The Gym No. 6: Uncentering (with a few more thoughts on Space)
Ah, I dreamed I was at the theatre—it was small, a blackbox. There would be a dance performance, but I didn’t get to see it. All I remember is the warmth of settling in a semi-dark room with my fellow audience members in mutual anticipation, and the feeling of sitting shoulder to shoulder with a stranger. My face is so close to his face.
♡
One of the luxuries of not adhering to even a semblance of a publishing schedule is that nothing tells me when to close the book. Given what people in Texas have been through in the last couple of weeks, I want to linger on the topic of space for a minute.
I’ve lived in places with cold winters much of my life and never once feared that I’d freeze to death in my bedroom. But that’s what happened to people. Children. Grandparents. A neighbor one block over.
On top of that, a total lack of systems thinking caused a domino effect of problems for survivors. In many homes, power outages caused pipes to freeze and break, which contributed to the drastic reduction in water levels, which resulted in a lack of water for many and nonpotable water for most of the state.
For so many, the safe spaces we’ve been tethered to for the past year turned into nightmares, the sources of trauma. Now, when I think about community and creative space, I quickly snowball into questions of free will. The social contract between residents and governments—the one that says, we pay you and abide by certain rules and expect you to keep the lights on—has been broken. How can we claim spaces as our own when they’re subject to the manipulations of capital-driven systems that don’t act in our best interests? Do we need to take ourselves off the grid to really claim spaces as our own? But an every-human-for-themselves existence doesn’t lend itself to generative, communal, open-door spaces. Dystopia upon dystopia. Where are we going?
As our kids’ beloved fifth-grade teacher would say when we were all failing at remote learning, ugh.
♡
Onto something just as messy, but less demoralizing.
In UX design, we often use the language of “centering”: we’re working toward human-centered design, we’re making user-centric products and experiences. We develop personas to help us center our designs on lifelike characters, and we write user stories to help us center features and fixes on a de facto use case. We do all of this to make sure we’re creating things for the people who will be using them, rather than for ourselves or the people who are paying us to create things, which is important.
But the “centering” language oversimplifies. In truth, there is no customer or user at the center. Designing for people, if we are aiming for inclusivity, requires uncentering: every person is one of an infinite quantum of centers. How can we make each of them the center of our designs? Of course it’s impossible—that’s why it’s important! The less centered a design, the more resilient, accessible, and inclusive it is. It’s “yes, and.” It’s “everyone’s right.” The point is to not give up on each other.

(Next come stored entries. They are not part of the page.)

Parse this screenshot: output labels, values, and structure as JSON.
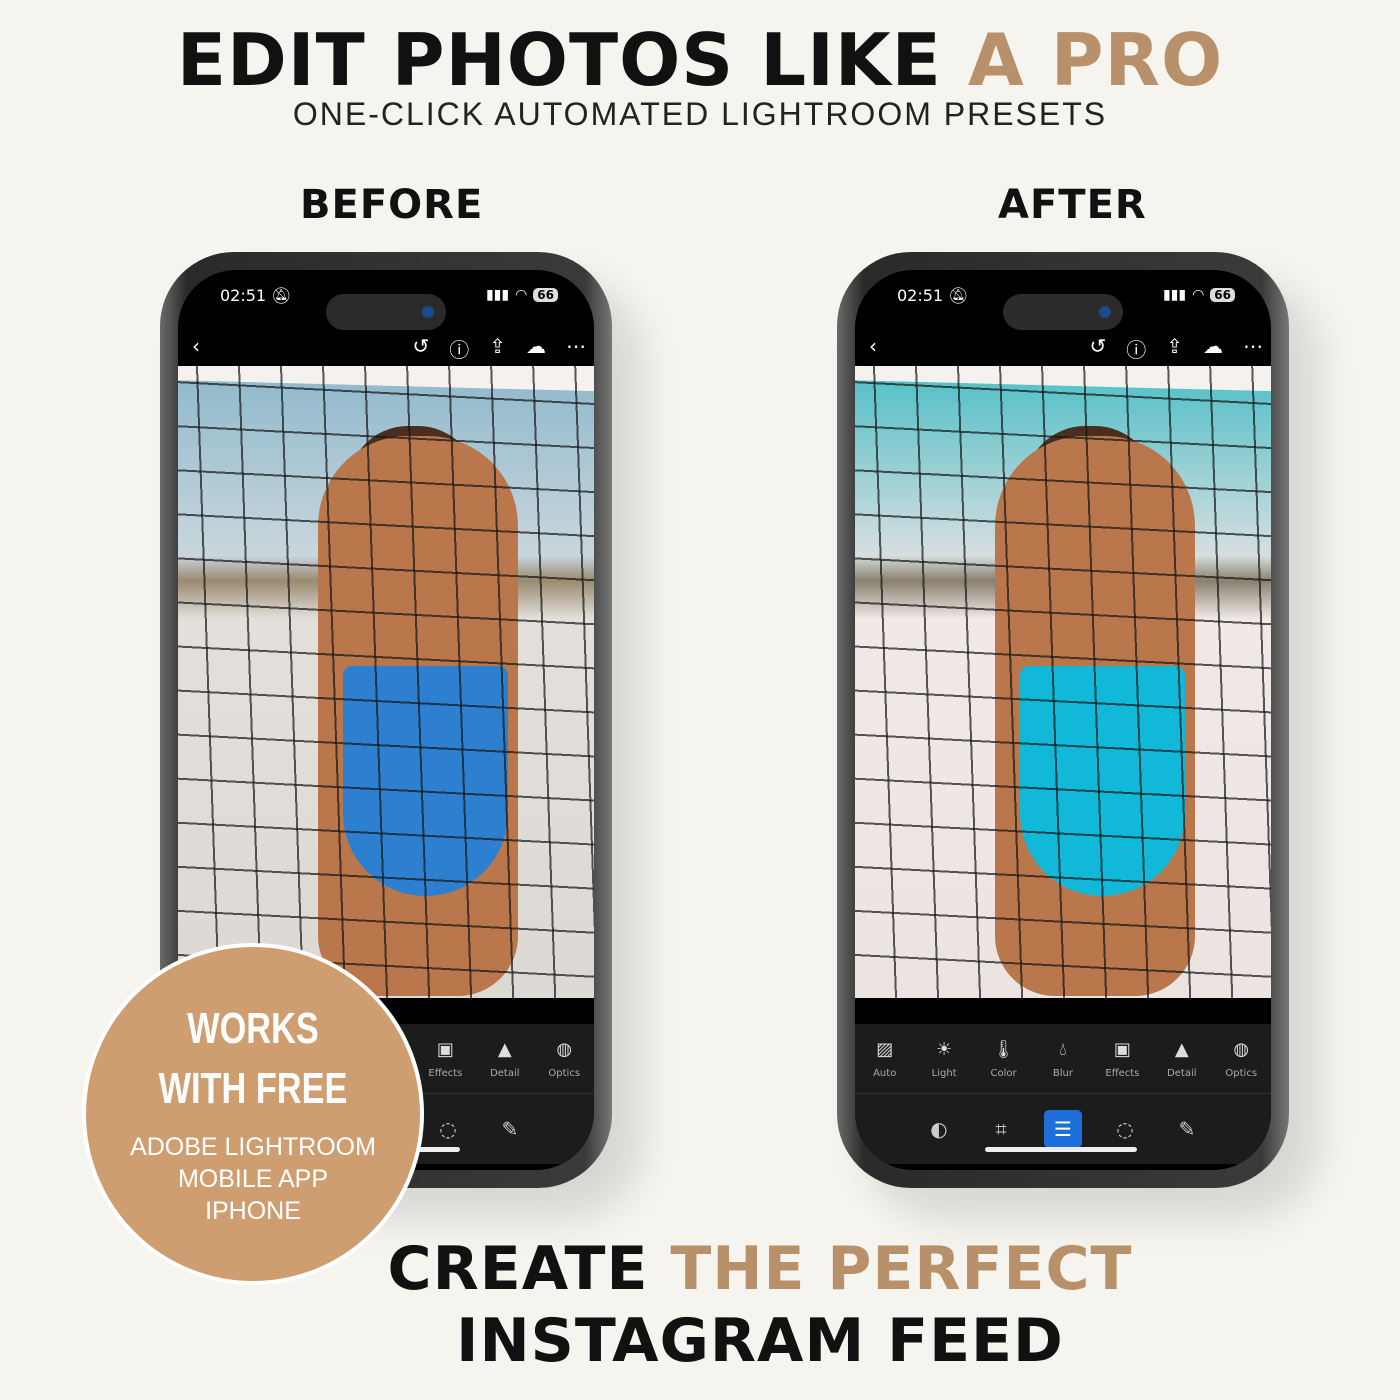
{
  "header": {
    "title_main": "EDIT PHOTOS LIKE",
    "title_accent": "A PRO",
    "subtitle": "ONE-CLICK AUTOMATED LIGHTROOM PRESETS"
  },
  "labels": {
    "before": "BEFORE",
    "after": "AFTER"
  },
  "colors": {
    "accent": "#b8916a",
    "badge": "#cf9e70",
    "background": "#f6f4ef",
    "active_tool": "#1e6fd9"
  },
  "phone": {
    "time": "02:51",
    "battery": "66",
    "status_icons": [
      "bell-slash-icon",
      "signal-icon",
      "wifi-icon",
      "battery-icon"
    ],
    "top_icons": [
      "back-icon",
      "history-icon",
      "help-icon",
      "share-icon",
      "cloud-synced-icon",
      "more-icon"
    ],
    "tools": [
      {
        "label": "Auto",
        "icon": "auto-icon"
      },
      {
        "label": "Light",
        "icon": "sun-icon"
      },
      {
        "label": "Color",
        "icon": "thermometer-icon"
      },
      {
        "label": "Blur",
        "icon": "drop-icon"
      },
      {
        "label": "Effects",
        "icon": "vignette-icon"
      },
      {
        "label": "Detail",
        "icon": "triangle-icon"
      },
      {
        "label": "Optics",
        "icon": "lens-icon"
      }
    ],
    "bottom_tools": [
      "presets-icon",
      "crop-icon",
      "edit-sliders-icon",
      "masking-icon",
      "healing-icon"
    ],
    "active_bottom_tool": "edit-sliders-icon"
  },
  "badge": {
    "line1": "WORKS",
    "line2": "WITH FREE",
    "line3": "ADOBE LIGHTROOM",
    "line4": "MOBILE APP",
    "line5": "IPHONE"
  },
  "footer": {
    "line1_main": "CREATE",
    "line1_accent": "THE PERFECT",
    "line2": "INSTAGRAM FEED"
  }
}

That’s all ambiguities and potions, but the pandemic has pushed arts organizations to very tangibly uncenter. Many are rethinking strategies centered on a traditional season, a concert hall, a studio, an urban arts hub. Others are reflecting on who’s an artist, what’s an audience, what constitutes a performance, and what is the work of performing artists when they’re not working toward a performance. In the NYT alone, I’ve read about rethinking orchestra programming, changing what drives a dancer’s worklife, moving dance classes outside, and a call for the federal government to take meaningful interest in the arts and artists. I’ve been following Live in America, a yearlong project by the Austin-based organization Fusebox (uncentering is in its DNA)—it’s investigating the contexts and practices of artists in places far outside (culturally as much as geographically) the cities that are typically considered hubs for fine art.

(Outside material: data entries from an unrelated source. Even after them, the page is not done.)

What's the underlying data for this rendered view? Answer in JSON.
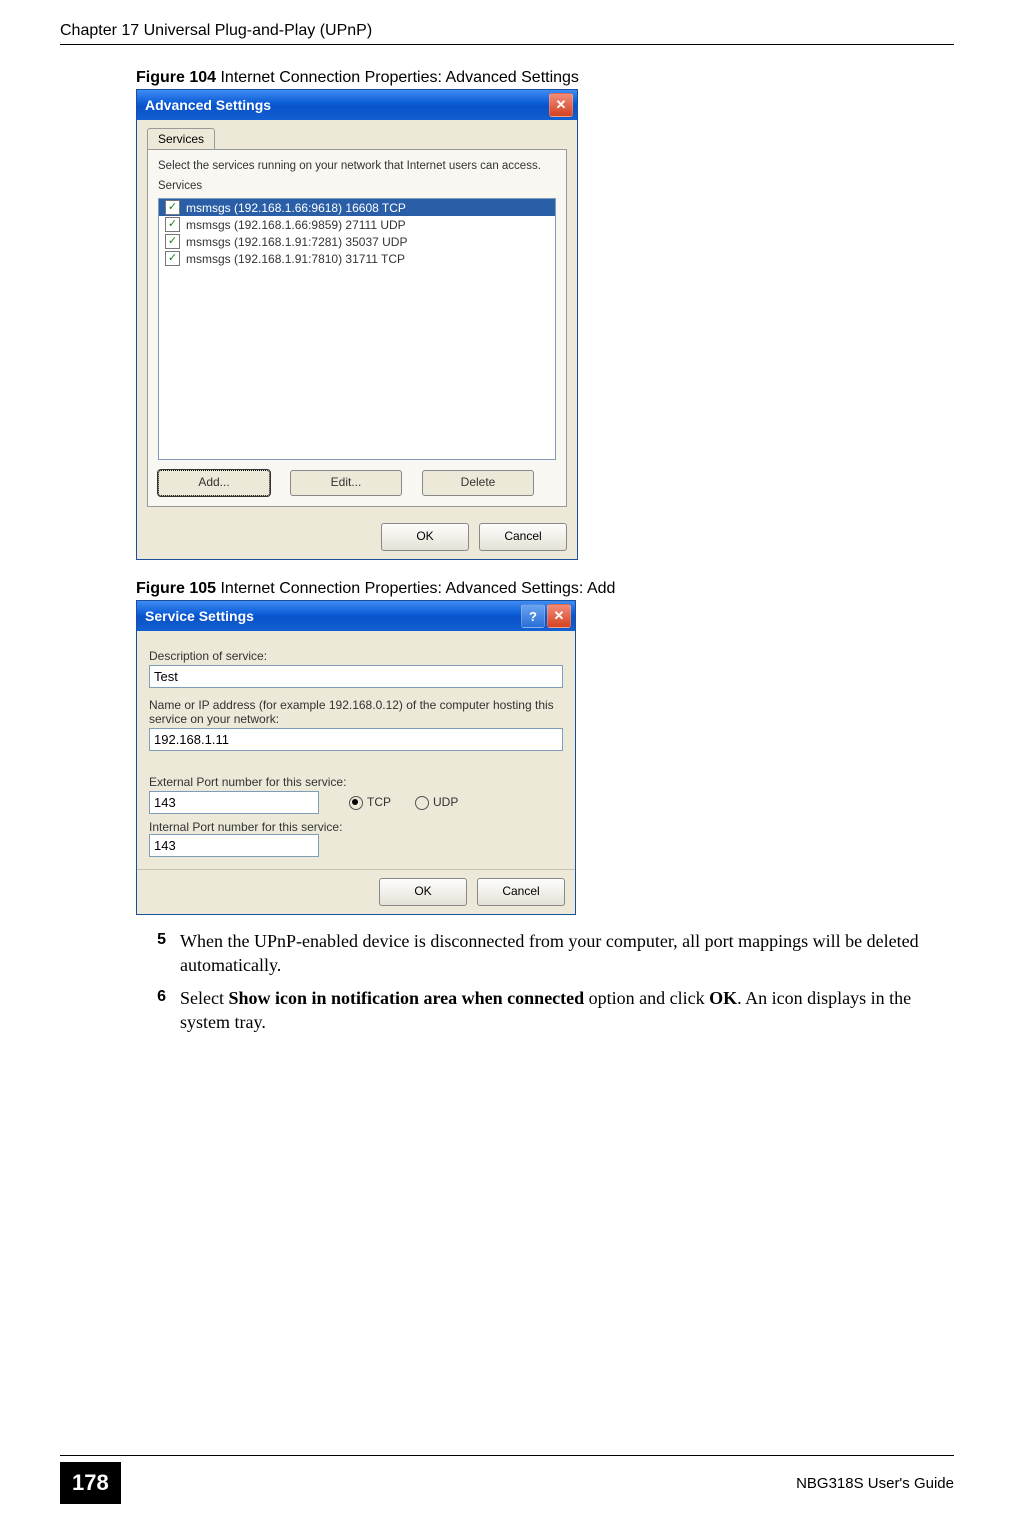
{
  "header": "Chapter 17 Universal Plug-and-Play (UPnP)",
  "fig104": {
    "caption_bold": "Figure 104   ",
    "caption_rest": "Internet Connection Properties: Advanced Settings",
    "title": "Advanced Settings",
    "tab": "Services",
    "instruction": "Select the services running on your network that Internet users can access.",
    "group_label": "Services",
    "items": [
      "msmsgs (192.168.1.66:9618) 16608 TCP",
      "msmsgs (192.168.1.66:9859) 27111 UDP",
      "msmsgs (192.168.1.91:7281) 35037 UDP",
      "msmsgs (192.168.1.91:7810) 31711 TCP"
    ],
    "btn_add": "Add...",
    "btn_edit": "Edit...",
    "btn_delete": "Delete",
    "btn_ok": "OK",
    "btn_cancel": "Cancel"
  },
  "fig105": {
    "caption_bold": "Figure 105   ",
    "caption_rest": "Internet Connection Properties: Advanced Settings: Add",
    "title": "Service Settings",
    "label_desc": "Description of service:",
    "val_desc": "Test",
    "label_host": "Name or IP address (for example 192.168.0.12) of the computer hosting this service on your network:",
    "val_host": "192.168.1.11",
    "label_ext": "External Port number for this service:",
    "val_ext": "143",
    "radio_tcp": "TCP",
    "radio_udp": "UDP",
    "label_int": "Internal Port number for this service:",
    "val_int": "143",
    "btn_ok": "OK",
    "btn_cancel": "Cancel"
  },
  "steps": {
    "s5num": "5",
    "s5": "When the UPnP-enabled device is disconnected from your computer, all port mappings will be deleted automatically.",
    "s6num": "6",
    "s6_pre": "Select ",
    "s6_bold": "Show icon in notification area when connected",
    "s6_mid": " option and click ",
    "s6_ok": "OK",
    "s6_post": ". An icon displays in the system tray."
  },
  "footer": {
    "page": "178",
    "guide": "NBG318S User's Guide"
  }
}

At least for dance, performance, and classical music, it seems like these months are making indelible marks on the idea that performing artists hide away for a few weeks or months and—jazz hands!—appear on a proscenium stage with an anticipated work of genius. As it becomes safe for artists to unite with audiences in real proximity again, maybe we’ll see less centered creation and engagement, with less binary concepts of audience vs. art. This all coheres with the continued shift of the responsibility for writing and sparking conversations about art from the media to the arts organizations themselves. (See Fluent-Collaborative and Fusebox in Austin, the Walker in Minneapolis, the Menil in Houston, and any org that has a sustained conversation practice to elicit original perspectives from writers, critics, and publics—let me know what I’m missing!)

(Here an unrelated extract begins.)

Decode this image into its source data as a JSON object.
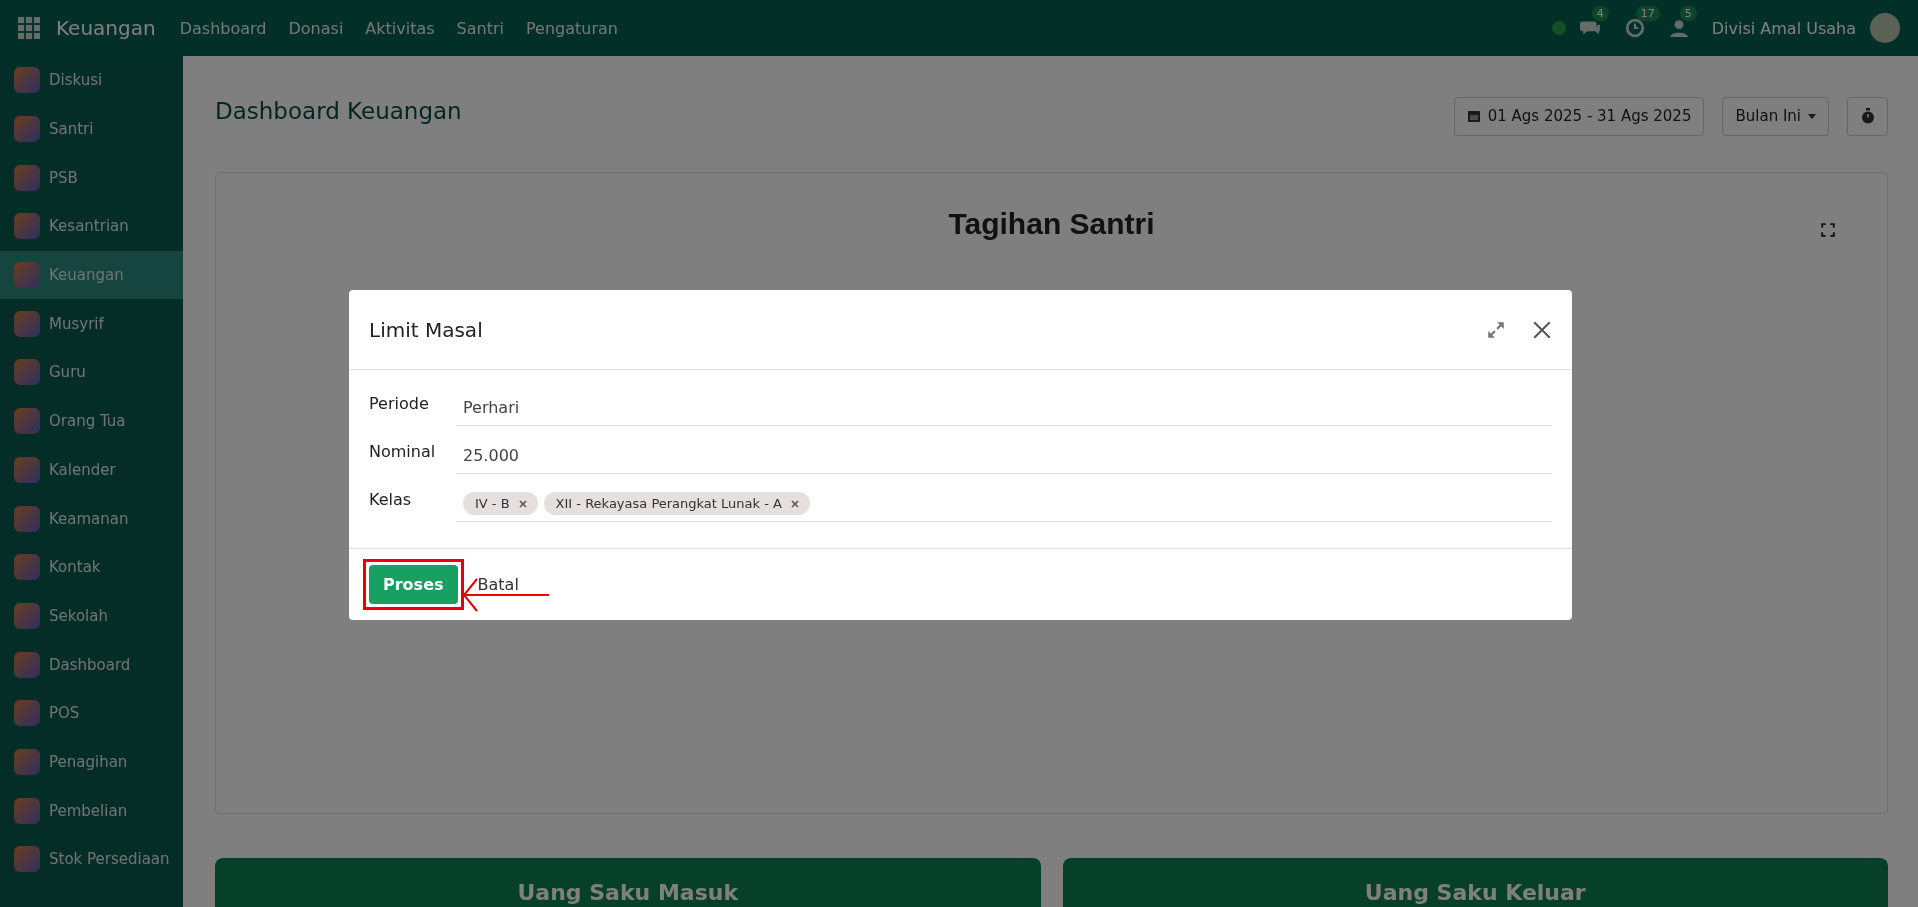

I hope we’ll continue to see deeper accountability of arts orgs to their publics and communities, to not just presenting but deeply engaging with and ceding power to Black artists, women and nonbinary artists, and other underrepresented groups.
As dance critic Clive Barnes wrote of his life’s work (which seems so simple in comparison right now!), “the job’s impossible.” For artists and arts orgs fighting for their livelihoods, that’s not an abstraction, and I don’t mean to deemphasize those real hardships and struggles. At the same time, it’s a fascinating time for the arts and our symbiotic relationship, as a society, with art. Losses and innovations are everywhere. All this is to say, I see you not giving up on each other.